The Texas Railroad Commission is creating a task force in the Eagle Ford shale region of South Texas to ensure the state is able to keep up with the oil and gas development boom underway there.
In an interview with FuelFix, Texas Railroad Commissioner David Porter said the effort is being kicked off to avoid problems the state’s main drilling regulator faced when gas drilling took off in the Barnett Shale in North Texas in the middle of the last decade.
The perfection of two drilling techniques -– hydraulic fracturing and horizontal drilling –- has allowed drillers to economically tap into prolific shale formations in the Dallas-Ft. Worth area and many other parts of the country.
The speed of development around Dallas and Ft. Worth led to backlash against drilling in some communities, Porter said.
“There’s a perception problem that no one was regulating the oil and gas industry,” Porter said. “And it’s still out there, that the oil companies are doing whatever they want.”
Porter said he’s bullish on the Eagle Ford, believing it has the potential to be the biggest single economic driver in South Texas’ history.
The task force will have about a dozen members from large and small producers, oil field services firms, local elected officials, landowners and environmental groups.
“We want to make sure the lines of communication are clear” in the Eagle Ford, Porter said.
But even if there’s good communication, the Commission may still fall far short of having the staff it hopes to have because of deep cuts the Legislature is making this session.
During the last legislative session the Commission was funded for about 704 full-time equivalent positions -– a level that wasn’t considered full staffing.
Right now the number of employees is closer to 625, down due to 5 percent and 2.5 percent budget reductions that state leaders had asked all agencies to make in the past year.
The Commission hopes for 40 to 50 positions more than the 704 that once were funded, but Porter isn’t optimistic.
A staffing shortage could lead to a delay in permitting in the Eagle Ford, he said.

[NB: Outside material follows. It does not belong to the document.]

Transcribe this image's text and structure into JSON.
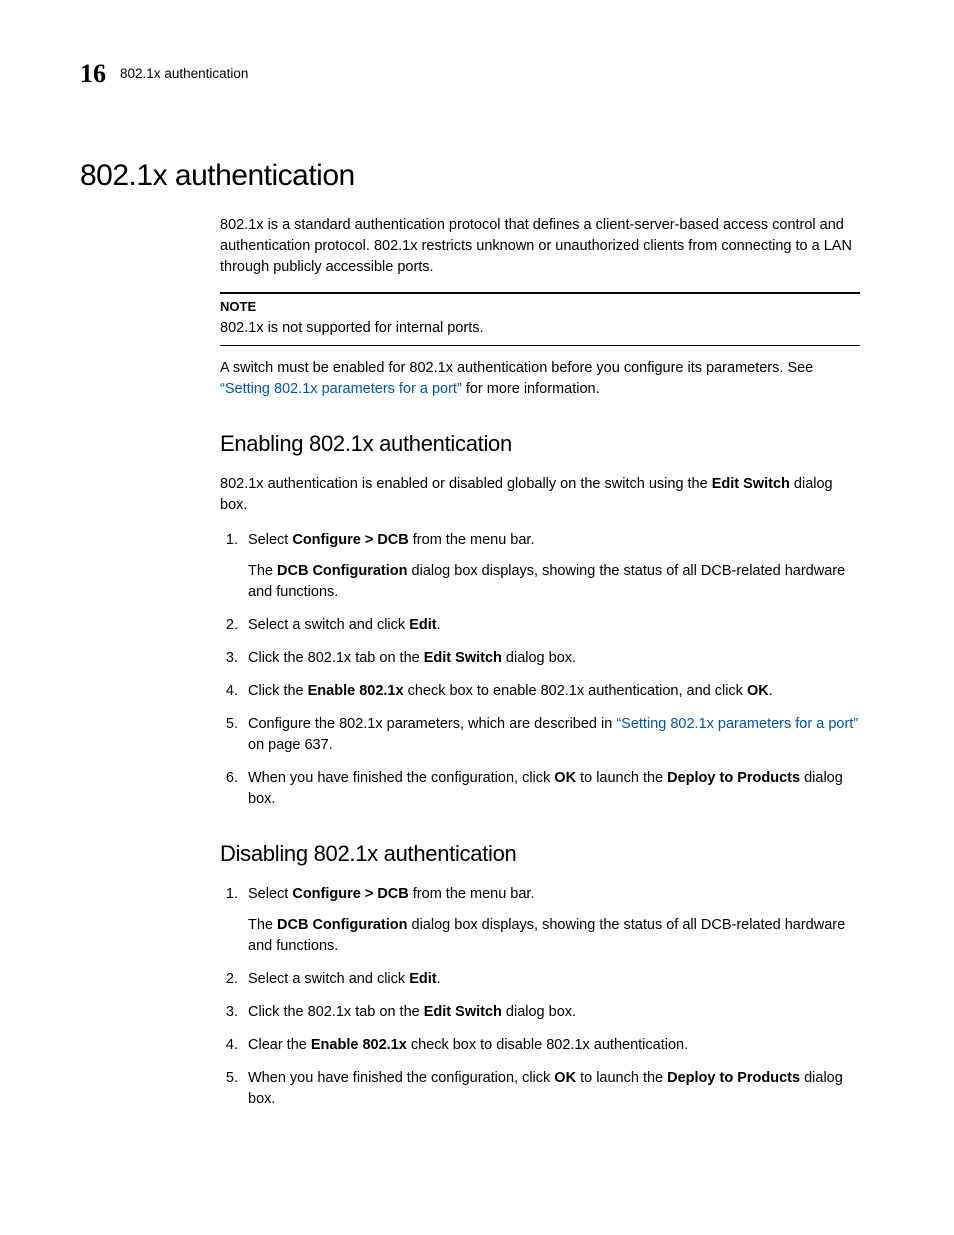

Already some functions have slowed down, including work on enforcement actions, due to worker shortages.
Traditionally when staffing becomes short, the Commission moves workers from other divisions to the permitting functions, to keep the flow of new wells up to speed.
“That’s been the highest priority within the Commission, to keep everything moving economically,” Porter said.
The emphasis on keeping the industry humming might be seen as a potential conflict for an agency also charged with protecting Texan’s safety when it comes to drilling operations. This includes ensuring underground aquifers are safe from drilling and injection wells used to dispose of water from the drilling are operated properly.
“It’s a fine line we walk at the Railroad Commission, between protecting public health and safety and promoting the industry,” Porter said.
The dual focus is actually a strength, he said, because it helps the commission walk that middle ground and make difficult decisions.
The water issues in the Eagle Ford will be even more sensitive than in the Barnett Shale, Porter said. Not only is the area more arid, but the aquifers are deeper than in North Texas, meaning the well casing to protect the drinking water has to be run even deeper.